Serve the curry hot in a bowl, and garnish it with fresh cilantro on top. This dish pairs well with rice or naan bread, adding a lovely contrast to the creamy curry. You could also enjoy it with a side salad for an extra crunch.

how to store Brown Lentil Sweet Potato Curry

Store any leftover curry in an airtight container in the fridge for up to 4 days. You can also freeze it in a suitable container for up to 3 months. To reheat, simply warm it on the stove or in the microwave until heated through.

tips to make Brown Lentil Sweet Potato Curry

  • Make sure to rinse the lentils before use. This helps remove any debris and ensures a better flavor.
  • Adjust the spices according to your taste.
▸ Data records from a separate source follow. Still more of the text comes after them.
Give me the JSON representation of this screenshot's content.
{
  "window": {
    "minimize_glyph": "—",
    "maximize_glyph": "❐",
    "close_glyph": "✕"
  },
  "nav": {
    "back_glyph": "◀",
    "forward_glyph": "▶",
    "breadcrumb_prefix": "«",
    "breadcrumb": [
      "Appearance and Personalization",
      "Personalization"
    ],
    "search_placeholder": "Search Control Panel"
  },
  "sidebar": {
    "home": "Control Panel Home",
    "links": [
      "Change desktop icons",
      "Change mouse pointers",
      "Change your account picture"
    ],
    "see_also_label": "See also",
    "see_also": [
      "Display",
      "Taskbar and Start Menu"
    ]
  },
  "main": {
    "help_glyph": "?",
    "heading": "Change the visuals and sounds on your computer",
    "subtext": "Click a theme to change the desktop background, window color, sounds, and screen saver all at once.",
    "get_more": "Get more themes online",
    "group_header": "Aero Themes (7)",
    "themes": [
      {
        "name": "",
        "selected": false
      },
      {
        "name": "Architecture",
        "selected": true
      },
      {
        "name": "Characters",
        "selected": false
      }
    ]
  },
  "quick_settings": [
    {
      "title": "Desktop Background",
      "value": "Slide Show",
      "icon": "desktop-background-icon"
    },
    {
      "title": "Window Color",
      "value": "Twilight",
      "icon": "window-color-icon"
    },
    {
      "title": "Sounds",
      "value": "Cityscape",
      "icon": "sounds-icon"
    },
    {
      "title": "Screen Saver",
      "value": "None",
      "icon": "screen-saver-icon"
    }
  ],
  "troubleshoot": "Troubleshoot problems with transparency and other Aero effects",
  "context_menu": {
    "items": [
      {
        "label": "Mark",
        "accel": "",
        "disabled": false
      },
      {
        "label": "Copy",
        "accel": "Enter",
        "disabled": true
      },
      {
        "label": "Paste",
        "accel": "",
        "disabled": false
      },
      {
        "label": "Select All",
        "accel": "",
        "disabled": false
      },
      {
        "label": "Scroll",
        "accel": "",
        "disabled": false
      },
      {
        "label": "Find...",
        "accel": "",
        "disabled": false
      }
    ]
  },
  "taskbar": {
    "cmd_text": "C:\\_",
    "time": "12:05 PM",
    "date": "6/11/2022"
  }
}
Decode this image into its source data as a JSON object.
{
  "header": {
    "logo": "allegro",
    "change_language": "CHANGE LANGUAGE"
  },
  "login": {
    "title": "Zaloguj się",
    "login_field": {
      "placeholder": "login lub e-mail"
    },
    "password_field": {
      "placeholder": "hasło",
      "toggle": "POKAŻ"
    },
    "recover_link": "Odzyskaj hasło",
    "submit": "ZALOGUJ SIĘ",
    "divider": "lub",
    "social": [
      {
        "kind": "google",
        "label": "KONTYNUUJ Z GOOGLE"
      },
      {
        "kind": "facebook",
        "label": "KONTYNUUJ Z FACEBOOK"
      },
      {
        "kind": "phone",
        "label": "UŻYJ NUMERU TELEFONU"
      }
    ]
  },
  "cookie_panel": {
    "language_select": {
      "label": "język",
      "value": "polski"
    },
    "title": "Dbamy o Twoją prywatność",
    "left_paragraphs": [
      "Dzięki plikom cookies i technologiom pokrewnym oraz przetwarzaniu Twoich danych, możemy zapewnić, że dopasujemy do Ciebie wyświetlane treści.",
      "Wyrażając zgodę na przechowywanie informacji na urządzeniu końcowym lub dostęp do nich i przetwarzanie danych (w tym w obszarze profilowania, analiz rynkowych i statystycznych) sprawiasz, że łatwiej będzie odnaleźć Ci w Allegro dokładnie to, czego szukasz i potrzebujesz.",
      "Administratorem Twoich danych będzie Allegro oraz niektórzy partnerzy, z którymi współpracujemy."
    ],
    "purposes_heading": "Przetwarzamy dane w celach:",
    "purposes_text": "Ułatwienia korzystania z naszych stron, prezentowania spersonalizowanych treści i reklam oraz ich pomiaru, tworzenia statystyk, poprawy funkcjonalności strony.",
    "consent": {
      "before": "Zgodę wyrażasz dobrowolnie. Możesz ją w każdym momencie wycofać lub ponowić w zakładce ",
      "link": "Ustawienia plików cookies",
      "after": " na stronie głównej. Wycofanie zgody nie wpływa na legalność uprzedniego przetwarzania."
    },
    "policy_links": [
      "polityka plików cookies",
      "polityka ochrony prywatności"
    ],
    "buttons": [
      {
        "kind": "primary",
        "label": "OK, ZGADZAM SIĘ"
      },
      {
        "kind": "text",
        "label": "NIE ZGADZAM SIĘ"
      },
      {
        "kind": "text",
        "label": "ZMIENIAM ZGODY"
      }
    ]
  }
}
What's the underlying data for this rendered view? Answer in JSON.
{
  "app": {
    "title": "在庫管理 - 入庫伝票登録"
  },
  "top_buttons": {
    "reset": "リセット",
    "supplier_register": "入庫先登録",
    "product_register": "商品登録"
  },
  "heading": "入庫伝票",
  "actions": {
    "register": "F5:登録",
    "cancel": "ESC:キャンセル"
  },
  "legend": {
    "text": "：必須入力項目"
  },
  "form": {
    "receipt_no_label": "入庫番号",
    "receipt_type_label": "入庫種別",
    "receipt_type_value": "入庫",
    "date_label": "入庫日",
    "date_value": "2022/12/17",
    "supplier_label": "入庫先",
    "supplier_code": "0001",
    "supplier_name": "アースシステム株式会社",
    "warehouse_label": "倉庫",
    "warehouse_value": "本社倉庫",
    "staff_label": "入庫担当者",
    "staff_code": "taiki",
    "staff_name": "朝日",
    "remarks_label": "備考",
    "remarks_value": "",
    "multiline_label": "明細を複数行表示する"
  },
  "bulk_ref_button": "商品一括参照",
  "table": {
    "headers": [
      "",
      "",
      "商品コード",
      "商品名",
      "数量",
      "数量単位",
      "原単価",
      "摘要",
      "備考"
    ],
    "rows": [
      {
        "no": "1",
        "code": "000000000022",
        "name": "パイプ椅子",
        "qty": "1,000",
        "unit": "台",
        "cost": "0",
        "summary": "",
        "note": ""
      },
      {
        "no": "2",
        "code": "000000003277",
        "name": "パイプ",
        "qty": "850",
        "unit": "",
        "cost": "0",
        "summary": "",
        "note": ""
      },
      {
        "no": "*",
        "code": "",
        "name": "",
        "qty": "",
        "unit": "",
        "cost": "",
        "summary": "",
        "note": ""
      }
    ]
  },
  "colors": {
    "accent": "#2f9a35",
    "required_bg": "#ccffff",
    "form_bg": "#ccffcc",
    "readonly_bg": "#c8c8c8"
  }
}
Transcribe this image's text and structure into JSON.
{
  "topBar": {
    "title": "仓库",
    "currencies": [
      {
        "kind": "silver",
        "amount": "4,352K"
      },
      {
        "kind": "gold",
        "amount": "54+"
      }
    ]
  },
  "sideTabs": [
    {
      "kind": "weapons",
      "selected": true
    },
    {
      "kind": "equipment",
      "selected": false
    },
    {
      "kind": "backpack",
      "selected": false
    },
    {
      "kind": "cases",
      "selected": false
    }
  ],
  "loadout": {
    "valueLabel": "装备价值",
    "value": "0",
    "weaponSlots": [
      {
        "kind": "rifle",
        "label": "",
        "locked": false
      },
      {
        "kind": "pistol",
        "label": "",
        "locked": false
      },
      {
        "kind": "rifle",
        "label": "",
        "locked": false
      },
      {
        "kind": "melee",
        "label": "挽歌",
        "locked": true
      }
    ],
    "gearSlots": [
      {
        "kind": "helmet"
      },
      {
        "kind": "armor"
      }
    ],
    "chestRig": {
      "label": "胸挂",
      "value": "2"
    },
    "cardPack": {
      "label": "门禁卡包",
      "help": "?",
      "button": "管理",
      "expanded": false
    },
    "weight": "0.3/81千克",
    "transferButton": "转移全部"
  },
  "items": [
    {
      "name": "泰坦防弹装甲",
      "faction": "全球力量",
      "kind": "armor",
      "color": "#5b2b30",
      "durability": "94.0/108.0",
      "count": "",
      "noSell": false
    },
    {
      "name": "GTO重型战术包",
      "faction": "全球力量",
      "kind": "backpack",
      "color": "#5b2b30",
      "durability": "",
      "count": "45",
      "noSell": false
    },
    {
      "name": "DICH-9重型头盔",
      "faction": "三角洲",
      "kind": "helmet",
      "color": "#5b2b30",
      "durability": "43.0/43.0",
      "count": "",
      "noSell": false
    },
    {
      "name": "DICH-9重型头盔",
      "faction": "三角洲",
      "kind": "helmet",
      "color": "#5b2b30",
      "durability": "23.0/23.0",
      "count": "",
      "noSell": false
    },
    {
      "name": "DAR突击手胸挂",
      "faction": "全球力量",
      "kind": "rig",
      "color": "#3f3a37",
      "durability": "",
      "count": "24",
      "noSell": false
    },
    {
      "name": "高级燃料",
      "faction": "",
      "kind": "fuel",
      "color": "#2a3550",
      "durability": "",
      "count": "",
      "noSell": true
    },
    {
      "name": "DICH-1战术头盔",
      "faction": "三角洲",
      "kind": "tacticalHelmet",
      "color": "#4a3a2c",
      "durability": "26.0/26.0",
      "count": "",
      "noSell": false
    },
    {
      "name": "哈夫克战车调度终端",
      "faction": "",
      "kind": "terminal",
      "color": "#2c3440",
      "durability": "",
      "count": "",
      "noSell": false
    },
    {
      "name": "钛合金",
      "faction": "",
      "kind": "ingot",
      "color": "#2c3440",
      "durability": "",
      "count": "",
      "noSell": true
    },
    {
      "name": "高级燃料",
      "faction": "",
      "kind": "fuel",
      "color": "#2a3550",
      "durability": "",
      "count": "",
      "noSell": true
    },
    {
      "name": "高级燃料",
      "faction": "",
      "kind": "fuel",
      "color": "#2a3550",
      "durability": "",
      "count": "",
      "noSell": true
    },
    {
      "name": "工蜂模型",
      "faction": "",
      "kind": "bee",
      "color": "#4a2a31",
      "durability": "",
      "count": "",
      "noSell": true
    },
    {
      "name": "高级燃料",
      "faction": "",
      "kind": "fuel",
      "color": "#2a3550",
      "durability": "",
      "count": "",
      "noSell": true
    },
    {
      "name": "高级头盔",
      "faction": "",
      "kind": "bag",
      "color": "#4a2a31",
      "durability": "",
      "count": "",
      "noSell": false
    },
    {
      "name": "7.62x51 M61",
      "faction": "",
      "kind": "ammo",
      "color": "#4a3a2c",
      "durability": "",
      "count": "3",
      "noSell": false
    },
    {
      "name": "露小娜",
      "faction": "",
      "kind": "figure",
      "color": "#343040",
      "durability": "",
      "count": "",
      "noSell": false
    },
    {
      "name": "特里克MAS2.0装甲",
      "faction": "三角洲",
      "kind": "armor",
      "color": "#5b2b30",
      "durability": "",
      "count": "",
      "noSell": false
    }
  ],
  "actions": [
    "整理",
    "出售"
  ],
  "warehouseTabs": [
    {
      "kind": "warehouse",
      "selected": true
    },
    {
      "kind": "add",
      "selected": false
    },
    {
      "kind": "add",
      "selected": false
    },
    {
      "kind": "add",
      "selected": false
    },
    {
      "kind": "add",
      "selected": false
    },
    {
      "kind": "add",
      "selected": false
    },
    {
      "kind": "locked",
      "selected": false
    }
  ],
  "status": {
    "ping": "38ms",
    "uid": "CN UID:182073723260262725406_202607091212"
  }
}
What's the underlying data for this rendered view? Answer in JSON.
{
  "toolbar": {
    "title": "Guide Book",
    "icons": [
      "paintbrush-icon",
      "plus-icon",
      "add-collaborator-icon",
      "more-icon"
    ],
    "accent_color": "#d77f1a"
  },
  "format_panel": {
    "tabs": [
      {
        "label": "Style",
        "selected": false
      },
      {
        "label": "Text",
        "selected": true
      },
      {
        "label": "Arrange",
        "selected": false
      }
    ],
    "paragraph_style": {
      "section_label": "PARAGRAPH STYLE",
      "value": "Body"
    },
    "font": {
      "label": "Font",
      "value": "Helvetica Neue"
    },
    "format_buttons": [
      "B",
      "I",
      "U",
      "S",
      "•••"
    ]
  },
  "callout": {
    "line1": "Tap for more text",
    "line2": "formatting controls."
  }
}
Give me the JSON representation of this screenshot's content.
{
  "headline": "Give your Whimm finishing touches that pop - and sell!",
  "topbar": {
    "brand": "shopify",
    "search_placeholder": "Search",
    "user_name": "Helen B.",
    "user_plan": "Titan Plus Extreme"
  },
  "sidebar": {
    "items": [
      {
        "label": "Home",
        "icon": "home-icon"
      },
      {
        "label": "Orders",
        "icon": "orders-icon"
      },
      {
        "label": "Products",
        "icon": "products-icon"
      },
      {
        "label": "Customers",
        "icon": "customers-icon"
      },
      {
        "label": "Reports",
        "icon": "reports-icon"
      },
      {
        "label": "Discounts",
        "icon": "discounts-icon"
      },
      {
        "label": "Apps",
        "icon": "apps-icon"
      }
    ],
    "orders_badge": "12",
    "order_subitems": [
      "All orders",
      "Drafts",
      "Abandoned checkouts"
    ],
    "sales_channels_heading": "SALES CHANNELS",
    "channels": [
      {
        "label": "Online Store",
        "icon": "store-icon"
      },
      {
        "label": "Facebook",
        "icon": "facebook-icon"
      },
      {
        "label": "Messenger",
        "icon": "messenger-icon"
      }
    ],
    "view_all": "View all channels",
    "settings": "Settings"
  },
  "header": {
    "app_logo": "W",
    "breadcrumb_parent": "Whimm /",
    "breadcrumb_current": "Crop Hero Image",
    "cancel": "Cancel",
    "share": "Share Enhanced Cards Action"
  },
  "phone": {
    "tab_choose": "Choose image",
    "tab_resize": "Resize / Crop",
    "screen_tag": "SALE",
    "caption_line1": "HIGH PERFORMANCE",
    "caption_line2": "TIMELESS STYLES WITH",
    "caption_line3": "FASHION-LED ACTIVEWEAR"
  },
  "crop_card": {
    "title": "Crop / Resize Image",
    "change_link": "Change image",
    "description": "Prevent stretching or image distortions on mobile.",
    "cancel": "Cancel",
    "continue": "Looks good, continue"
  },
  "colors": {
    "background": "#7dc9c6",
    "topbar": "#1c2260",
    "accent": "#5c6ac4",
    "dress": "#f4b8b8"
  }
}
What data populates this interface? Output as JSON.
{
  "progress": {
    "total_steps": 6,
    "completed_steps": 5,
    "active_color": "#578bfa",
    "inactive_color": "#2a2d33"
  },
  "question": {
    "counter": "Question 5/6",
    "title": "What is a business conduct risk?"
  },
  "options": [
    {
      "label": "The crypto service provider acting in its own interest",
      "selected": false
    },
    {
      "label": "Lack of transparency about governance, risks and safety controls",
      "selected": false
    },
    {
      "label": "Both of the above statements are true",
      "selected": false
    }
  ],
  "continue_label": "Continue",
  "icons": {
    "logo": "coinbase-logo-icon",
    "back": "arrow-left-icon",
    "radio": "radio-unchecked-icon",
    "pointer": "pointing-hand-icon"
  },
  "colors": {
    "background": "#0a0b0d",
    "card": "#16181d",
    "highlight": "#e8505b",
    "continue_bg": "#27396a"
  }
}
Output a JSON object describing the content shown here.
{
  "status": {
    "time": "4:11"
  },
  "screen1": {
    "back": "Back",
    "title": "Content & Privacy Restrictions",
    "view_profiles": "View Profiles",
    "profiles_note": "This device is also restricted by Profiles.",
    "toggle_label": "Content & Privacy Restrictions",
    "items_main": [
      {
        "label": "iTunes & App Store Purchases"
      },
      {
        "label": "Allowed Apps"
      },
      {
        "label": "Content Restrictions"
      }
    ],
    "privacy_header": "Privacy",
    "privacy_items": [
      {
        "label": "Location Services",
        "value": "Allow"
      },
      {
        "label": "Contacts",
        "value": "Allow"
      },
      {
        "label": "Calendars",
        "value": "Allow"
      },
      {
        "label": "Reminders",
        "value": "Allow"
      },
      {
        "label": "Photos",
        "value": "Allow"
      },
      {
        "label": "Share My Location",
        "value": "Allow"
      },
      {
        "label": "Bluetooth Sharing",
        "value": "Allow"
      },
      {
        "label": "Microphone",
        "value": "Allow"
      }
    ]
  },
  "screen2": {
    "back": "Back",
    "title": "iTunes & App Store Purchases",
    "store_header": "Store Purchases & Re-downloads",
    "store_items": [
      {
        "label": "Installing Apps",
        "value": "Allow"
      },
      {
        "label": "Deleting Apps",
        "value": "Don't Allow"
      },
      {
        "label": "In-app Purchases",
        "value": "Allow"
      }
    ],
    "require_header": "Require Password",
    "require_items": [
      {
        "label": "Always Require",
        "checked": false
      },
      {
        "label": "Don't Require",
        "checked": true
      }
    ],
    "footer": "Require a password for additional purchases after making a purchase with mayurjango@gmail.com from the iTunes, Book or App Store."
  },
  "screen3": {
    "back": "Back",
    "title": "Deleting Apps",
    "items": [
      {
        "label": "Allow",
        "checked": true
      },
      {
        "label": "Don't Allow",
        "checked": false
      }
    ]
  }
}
If you like it spicier, consider adding some chili flakes or cayenne pepper.
  • For a thicker curry, let it simmer uncovered for a few minutes at the end.
  • If you prefer a smoother texture, you can blend part of the curry after it has cooked.

variation

You can add other vegetables like spinach or kale towards the end of the cooking time for added nutrients. If you’re not a fan of sweet potatoes, you can substitute them with butternut squash or carrots.

FAQs

  1. Can I use different lentils?
    Yes, you can use green or red lentils, but cooking times may vary. Adjust accordingly.

  2. Is this recipe gluten-free?
    Yes, this curry is completely gluten-free, as all the ingredients used are gluten-free.

  3. Can I make this recipe in advance?
    Absolutely! This curry can be made ahead of time and tastes even better the next day as the flavors meld together.